AccueilSociété

Signal hacke et ridiculise la société de sécurité Cellebrite (qui équipe notre police)

Publié le

par Pierre Bazin

Désormais tristement célèbre ?

Cela fait maintenant plusieurs années que l’entreprise israélienne Cellebrite aide de nombreux gouvernements, polices et organismes de sécurité du monde entier à s’introduire dans les smartphones. Depuis quelques années, Cellebrite a notamment conclu des marchés avec l’État français, fournissant à nos forces de l’ordre des équipements capables d’aspirer en quelques minutes les données des téléphones saisis.

Partenaire de cybersécurité du FBI depuis plus de dix ans, Cellebrite est désormais un acteur majeur de "l’investigation numérique légale" ou "inforensique". Si l’entreprise israélienne est parfois pointée du doigt sur les dérives possibles que ses outils permettent, peu remettent en cause son expertise technique.

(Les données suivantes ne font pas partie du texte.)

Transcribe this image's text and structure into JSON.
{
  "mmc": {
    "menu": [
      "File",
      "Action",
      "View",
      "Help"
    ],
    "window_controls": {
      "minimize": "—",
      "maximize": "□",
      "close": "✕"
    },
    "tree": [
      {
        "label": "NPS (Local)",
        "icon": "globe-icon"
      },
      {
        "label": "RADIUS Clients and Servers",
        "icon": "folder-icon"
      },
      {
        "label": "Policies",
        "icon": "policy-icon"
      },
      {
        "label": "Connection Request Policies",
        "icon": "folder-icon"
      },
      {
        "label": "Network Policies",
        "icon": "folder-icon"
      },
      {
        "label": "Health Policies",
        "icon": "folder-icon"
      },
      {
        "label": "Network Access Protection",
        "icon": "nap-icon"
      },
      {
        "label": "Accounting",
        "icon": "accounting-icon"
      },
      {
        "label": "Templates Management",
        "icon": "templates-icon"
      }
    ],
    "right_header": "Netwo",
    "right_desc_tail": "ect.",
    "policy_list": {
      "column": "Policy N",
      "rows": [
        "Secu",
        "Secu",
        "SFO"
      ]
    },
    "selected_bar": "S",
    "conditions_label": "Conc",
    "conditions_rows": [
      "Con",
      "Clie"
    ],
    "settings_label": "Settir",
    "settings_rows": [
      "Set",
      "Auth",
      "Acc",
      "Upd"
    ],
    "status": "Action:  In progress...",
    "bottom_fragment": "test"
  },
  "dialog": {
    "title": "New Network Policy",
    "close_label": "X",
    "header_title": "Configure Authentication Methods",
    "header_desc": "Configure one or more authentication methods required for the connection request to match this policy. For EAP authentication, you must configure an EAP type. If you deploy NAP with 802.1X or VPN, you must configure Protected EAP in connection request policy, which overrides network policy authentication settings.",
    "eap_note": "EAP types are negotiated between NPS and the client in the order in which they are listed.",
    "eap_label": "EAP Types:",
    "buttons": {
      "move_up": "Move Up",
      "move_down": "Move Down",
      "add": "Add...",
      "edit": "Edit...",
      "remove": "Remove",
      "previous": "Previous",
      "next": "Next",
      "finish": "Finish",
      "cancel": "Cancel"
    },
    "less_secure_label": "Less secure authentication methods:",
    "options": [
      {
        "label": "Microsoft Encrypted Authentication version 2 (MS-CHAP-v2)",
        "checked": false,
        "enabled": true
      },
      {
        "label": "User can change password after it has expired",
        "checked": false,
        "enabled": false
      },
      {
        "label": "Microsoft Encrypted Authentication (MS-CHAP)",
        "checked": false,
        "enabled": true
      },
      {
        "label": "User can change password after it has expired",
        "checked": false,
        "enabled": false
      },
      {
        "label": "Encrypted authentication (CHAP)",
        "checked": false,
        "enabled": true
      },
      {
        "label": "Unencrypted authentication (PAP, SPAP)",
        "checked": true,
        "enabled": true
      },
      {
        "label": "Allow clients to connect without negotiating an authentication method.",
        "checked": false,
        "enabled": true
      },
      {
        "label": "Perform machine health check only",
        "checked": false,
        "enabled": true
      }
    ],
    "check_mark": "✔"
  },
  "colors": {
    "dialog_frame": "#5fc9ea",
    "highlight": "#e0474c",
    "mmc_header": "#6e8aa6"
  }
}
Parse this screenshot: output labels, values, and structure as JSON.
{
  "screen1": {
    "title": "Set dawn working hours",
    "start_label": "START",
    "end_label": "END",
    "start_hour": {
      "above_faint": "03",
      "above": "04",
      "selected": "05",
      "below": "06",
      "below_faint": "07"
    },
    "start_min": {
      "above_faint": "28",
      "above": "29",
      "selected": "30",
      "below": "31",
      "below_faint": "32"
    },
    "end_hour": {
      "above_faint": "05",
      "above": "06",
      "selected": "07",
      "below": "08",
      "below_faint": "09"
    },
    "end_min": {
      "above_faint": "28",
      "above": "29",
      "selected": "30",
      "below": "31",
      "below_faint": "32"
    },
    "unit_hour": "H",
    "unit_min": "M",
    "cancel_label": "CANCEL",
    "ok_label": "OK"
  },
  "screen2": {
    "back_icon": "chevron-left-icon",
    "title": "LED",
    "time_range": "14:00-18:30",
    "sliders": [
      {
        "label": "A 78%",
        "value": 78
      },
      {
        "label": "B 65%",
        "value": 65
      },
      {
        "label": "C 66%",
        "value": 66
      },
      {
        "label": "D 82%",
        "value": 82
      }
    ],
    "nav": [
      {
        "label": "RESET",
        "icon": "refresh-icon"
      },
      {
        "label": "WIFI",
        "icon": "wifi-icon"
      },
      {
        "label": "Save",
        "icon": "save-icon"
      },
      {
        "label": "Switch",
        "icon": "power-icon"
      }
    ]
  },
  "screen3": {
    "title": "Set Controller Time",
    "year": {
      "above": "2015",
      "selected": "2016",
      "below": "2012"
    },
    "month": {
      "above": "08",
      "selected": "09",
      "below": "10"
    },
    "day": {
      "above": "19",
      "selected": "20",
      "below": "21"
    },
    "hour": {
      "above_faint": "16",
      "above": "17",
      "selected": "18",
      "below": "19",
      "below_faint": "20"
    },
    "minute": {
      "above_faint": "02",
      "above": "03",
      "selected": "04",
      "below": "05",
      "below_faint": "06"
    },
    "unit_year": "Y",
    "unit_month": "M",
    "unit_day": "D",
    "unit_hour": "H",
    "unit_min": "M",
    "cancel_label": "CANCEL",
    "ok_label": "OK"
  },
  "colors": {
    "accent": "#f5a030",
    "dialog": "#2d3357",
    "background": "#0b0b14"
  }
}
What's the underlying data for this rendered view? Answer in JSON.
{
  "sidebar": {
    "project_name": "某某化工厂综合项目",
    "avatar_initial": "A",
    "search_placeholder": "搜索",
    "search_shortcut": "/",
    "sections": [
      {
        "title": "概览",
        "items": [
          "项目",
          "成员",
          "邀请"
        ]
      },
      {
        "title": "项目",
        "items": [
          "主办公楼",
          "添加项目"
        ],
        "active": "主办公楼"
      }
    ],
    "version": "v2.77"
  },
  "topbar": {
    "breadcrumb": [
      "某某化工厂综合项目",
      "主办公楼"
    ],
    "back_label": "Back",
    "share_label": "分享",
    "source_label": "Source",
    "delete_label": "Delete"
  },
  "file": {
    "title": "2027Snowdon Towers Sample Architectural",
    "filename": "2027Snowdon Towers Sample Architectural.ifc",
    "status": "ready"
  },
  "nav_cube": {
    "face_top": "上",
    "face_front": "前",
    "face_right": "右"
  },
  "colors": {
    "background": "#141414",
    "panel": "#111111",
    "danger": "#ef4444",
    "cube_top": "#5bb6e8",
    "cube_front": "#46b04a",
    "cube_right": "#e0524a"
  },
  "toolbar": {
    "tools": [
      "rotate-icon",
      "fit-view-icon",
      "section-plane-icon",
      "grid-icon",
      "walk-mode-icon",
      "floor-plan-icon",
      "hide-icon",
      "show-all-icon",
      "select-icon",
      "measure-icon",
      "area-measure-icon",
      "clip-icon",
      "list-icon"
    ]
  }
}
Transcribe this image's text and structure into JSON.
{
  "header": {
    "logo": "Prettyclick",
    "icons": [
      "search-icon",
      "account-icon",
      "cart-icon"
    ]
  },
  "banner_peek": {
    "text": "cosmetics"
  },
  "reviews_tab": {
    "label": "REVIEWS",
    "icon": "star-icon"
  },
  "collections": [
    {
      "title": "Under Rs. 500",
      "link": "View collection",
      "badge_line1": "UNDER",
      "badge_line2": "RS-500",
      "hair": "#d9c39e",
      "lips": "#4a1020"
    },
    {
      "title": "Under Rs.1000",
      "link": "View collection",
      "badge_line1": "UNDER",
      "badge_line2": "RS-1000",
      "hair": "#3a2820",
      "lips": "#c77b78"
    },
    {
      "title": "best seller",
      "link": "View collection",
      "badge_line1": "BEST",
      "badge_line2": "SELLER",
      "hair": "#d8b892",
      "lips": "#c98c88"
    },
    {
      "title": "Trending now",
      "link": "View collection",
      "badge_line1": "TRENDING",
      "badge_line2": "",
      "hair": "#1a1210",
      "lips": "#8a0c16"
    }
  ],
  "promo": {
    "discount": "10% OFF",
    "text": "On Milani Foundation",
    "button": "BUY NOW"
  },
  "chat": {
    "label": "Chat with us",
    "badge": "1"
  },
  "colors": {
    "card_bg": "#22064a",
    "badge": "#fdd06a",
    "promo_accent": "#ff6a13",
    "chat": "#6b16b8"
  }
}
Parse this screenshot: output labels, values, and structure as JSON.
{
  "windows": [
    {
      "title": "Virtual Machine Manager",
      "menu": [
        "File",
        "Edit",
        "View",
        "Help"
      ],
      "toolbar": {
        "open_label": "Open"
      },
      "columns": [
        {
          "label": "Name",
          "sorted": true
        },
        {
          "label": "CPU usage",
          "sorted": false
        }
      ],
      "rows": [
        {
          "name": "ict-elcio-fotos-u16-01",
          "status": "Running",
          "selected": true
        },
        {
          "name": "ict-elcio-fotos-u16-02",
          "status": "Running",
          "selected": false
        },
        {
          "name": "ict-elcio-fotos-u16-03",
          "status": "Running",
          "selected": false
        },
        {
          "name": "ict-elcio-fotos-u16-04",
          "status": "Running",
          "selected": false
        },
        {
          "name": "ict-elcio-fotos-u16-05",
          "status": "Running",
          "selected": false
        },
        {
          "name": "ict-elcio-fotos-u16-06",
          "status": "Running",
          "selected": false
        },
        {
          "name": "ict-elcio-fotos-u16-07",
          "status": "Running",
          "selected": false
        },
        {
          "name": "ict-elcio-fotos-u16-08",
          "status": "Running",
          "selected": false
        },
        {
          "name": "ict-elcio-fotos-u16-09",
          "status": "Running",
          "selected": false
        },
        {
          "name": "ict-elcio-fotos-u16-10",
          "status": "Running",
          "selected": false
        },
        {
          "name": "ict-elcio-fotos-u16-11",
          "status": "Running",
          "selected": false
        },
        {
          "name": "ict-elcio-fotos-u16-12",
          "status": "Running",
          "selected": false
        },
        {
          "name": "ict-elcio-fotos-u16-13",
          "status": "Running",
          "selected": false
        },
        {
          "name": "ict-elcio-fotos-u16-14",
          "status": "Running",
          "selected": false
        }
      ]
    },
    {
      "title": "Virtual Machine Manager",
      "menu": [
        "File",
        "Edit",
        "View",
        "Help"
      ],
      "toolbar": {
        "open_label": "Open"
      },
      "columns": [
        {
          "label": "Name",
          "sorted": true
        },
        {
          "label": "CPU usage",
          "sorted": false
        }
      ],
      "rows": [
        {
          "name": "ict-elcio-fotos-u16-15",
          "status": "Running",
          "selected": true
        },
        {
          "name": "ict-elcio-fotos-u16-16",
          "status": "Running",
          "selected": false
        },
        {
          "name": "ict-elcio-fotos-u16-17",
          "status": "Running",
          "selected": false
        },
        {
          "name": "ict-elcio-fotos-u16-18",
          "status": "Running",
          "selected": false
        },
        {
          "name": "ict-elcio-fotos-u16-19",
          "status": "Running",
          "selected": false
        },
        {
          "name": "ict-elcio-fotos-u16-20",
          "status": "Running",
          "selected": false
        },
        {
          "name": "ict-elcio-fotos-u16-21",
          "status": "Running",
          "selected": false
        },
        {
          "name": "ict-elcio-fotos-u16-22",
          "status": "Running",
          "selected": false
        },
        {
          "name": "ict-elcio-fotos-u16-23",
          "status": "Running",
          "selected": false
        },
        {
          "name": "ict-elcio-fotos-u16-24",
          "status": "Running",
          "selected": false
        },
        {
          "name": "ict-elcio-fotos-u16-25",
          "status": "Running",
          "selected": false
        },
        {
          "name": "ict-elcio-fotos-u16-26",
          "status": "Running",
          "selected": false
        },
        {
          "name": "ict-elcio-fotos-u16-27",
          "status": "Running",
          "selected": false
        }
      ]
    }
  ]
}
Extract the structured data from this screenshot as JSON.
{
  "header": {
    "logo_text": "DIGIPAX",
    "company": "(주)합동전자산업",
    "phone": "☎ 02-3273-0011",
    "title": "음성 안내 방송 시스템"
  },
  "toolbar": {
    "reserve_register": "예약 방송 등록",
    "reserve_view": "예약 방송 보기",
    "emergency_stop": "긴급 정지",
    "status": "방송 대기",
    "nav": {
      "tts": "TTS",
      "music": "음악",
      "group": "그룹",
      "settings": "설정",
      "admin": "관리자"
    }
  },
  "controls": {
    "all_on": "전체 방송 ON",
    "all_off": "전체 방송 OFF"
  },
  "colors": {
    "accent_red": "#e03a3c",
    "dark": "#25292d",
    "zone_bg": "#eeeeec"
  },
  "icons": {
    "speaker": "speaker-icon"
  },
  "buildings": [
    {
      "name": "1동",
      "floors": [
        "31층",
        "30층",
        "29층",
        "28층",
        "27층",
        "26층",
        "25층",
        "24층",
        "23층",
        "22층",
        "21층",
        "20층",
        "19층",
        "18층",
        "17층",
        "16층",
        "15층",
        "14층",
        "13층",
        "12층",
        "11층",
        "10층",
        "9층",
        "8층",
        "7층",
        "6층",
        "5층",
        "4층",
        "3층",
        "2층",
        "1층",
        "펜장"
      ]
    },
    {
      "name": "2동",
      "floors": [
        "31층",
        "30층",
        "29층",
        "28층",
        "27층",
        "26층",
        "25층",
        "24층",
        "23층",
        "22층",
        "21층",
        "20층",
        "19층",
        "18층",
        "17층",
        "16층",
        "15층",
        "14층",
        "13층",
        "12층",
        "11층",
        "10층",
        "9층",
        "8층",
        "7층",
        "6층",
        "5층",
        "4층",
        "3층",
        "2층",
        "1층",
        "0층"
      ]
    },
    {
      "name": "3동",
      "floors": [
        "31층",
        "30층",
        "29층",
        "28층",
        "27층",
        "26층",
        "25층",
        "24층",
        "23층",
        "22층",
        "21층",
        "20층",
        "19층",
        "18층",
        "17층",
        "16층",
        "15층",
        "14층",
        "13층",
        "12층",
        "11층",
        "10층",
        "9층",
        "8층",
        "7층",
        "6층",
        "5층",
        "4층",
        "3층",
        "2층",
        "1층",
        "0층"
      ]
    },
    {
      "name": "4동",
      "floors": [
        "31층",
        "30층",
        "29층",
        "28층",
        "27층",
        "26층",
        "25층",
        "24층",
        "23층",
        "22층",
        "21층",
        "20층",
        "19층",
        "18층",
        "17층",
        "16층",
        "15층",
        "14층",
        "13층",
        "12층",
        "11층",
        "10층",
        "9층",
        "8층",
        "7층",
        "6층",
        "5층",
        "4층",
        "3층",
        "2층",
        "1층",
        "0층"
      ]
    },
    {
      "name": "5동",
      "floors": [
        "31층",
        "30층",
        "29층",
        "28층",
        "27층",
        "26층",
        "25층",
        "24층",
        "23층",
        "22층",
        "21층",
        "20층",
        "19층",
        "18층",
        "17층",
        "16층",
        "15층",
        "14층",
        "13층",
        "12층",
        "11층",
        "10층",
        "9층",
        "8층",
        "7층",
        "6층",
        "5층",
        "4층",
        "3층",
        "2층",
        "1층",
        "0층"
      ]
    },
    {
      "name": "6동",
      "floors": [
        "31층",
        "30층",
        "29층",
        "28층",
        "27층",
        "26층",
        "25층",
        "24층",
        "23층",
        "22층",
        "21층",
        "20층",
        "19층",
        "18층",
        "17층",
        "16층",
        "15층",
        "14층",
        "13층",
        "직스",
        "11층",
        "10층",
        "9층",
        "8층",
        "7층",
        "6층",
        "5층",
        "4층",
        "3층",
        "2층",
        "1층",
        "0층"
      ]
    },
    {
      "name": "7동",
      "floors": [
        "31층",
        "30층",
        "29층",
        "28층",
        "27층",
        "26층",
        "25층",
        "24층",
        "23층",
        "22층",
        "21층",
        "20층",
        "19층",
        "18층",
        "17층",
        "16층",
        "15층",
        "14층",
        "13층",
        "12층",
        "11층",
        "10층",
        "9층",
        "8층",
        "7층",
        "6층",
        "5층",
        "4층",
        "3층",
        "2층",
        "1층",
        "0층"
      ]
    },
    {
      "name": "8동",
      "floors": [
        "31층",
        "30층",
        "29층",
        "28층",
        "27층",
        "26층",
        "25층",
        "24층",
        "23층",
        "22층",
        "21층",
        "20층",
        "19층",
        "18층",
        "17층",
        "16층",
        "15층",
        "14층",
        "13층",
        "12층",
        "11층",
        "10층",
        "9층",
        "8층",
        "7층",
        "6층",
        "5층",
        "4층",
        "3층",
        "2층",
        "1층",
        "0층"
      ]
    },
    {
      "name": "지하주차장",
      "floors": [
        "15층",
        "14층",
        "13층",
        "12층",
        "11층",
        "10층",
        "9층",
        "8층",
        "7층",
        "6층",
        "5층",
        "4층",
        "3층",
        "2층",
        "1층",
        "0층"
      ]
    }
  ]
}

Des vulnérabilités invraisemblables

La donne vient de changer. Moxie Marlinspike s’est récemment fait connaître pour avoir créé l’application Signal, considérée comme l’une des meilleures alternatives à WhatsApp pour protéger ses données. Confiant, le développeur a publié mercredi un article faisant état d’énormes vulnérabilités sur les technologies de Cellebrite.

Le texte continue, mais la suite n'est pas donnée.